At a recent birthday party, a three-year-old was in complete awe when she unwrapped a toy vacuum cleaner. When turned on, the vacuum made noises, and inside swirled colorful particles imitating a real vacuum. The child was captivated by the play vacuum, and immediately began vacuuming the carpet, while completely ignoring her other presents. Why are young children fascinated by the most mundane chores adults do? What piques their interest at such a young age to imitate their parents? What can parents do to accommodate this and engage children in helping around the house?
During a child’s development, there are many factors (physical, mental, social, emotional) that contribute to a child’s curiosity and learning. Taking these into consideration, parents can implement age-appropriate expectations and responsibilities.
The opportunity to work is a gift parents give their children—one that helps them toward reaching their full potential. Chores instill values, facilitate healthy development, and foster a sense of responsibility. A parent who doesn’t help a child learn to work will hinder their growth and development. If children are not given responsibility and don’t learn to do their part in the family, they may become lazy, entitled, and motivated only by self-interest.
Some examples of realistic, age-appropriate chores:
- Newborn-12 months: nothing…they are infants!
- 2-3 years old: organizing/stacking toys, “clean up,” sorting laundry by colors, giving water to pets/plants
- 4 years old: putting away clothes, sorting recycle items, put away toys
- 5 years old: putting away the groceries, making the bed, cleaning/organizing their bedroom
- 6-8 years old: setting/clearing the table, dusting, helping to create a grocery list
- 9-11 years old: food preparation, helping wash the car, loading/unloading the dishwasher or doing dishes
- Over 11 years old: cleaning the bathroom, vacuuming/cleaning floors, caring for pets
When assigning chores, parents should take time to teach their children how to do them properly. Leading by example is a way parents can engage and encourage children. Be patient—it may take a few tries before children get the hang of it. Also, keep expectations age-appropriate; it is unrealistic to expect a child to complete chores as well as an adult.
Responsibilities can be divided between siblings and changed periodically to ensure a variety for children. Parents can create a daily or weekly schedule and implement a reward system, such as tracking (stickers), having an allowance, going out for a special treat, or participating in a fun activity. Positively reinforcing children by acknowledging their efforts and complementing their work may help foster intrinsic motivation to do a good job.
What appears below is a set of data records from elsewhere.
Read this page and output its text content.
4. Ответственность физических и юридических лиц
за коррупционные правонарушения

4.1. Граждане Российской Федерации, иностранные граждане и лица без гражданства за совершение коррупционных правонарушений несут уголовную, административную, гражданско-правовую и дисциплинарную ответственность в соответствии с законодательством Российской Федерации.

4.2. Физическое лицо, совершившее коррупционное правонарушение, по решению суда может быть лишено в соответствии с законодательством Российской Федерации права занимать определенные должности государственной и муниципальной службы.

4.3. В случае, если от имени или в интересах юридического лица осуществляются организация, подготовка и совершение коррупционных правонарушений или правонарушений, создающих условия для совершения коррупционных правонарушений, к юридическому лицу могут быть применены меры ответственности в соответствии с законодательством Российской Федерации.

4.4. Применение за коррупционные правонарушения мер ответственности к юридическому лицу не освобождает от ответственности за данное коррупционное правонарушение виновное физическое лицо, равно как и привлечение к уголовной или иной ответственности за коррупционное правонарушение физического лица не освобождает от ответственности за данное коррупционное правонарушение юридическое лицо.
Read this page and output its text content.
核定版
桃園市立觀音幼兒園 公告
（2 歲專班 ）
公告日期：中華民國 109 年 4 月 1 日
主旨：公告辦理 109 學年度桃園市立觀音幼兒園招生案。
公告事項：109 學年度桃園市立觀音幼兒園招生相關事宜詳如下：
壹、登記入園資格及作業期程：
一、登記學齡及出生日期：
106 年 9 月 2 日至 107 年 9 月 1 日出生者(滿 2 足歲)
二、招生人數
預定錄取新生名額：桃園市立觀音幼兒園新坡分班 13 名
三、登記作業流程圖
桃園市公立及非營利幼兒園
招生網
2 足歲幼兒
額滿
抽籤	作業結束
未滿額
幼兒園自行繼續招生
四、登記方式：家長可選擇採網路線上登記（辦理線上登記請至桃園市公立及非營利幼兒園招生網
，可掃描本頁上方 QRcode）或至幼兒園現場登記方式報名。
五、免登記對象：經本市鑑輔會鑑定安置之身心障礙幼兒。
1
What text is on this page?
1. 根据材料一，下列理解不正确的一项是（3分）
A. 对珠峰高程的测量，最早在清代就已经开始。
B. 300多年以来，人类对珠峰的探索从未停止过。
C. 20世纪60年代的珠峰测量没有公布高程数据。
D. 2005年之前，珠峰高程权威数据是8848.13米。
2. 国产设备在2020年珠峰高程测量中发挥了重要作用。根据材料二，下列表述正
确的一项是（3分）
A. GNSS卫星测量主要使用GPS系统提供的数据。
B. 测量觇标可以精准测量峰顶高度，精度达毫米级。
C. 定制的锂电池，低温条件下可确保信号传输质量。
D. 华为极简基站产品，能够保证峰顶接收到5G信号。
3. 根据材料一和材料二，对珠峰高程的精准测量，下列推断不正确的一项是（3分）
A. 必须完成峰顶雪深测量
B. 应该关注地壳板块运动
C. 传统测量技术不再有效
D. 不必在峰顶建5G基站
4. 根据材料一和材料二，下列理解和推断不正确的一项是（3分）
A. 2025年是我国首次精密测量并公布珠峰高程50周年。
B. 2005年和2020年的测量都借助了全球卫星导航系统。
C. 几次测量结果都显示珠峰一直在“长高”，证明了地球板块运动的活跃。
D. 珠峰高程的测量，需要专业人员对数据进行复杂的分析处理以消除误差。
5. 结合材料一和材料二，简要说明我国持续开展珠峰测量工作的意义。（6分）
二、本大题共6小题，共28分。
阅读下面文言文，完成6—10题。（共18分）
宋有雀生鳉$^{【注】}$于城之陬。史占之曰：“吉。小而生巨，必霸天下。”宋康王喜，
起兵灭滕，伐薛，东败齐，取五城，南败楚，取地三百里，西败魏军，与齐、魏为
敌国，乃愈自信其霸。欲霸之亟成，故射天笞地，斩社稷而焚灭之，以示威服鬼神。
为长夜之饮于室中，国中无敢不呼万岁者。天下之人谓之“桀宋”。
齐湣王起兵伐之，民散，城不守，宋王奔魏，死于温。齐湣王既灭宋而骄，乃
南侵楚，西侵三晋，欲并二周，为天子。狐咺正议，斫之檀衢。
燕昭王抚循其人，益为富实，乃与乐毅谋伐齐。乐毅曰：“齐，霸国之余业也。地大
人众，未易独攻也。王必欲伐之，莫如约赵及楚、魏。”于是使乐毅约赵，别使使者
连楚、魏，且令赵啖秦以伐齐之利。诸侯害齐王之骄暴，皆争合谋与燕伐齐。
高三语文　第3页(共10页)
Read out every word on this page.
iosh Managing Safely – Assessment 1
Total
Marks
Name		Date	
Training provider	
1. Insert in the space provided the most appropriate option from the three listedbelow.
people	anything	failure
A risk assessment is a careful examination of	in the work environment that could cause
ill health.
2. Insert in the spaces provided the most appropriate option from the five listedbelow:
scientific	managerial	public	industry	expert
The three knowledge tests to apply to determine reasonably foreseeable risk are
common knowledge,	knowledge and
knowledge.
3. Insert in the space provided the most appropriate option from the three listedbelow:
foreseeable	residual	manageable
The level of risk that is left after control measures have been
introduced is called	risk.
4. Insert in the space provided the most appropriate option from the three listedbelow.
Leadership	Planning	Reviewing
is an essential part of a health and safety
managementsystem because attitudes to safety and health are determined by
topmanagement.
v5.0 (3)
As parents, we understand that kids don’t like chores—not because they are bad kids, but because they are kids. They may not be naturally inclined to hard work. They may complain, make excuses, and try to get out of their chores. However, we are not doing our kids or ourselves any favors in the long run if we cave in—this only reinforces the complaining and fails to teach the importance of work. Having firm and realistic expectations is a manifestation of parental love.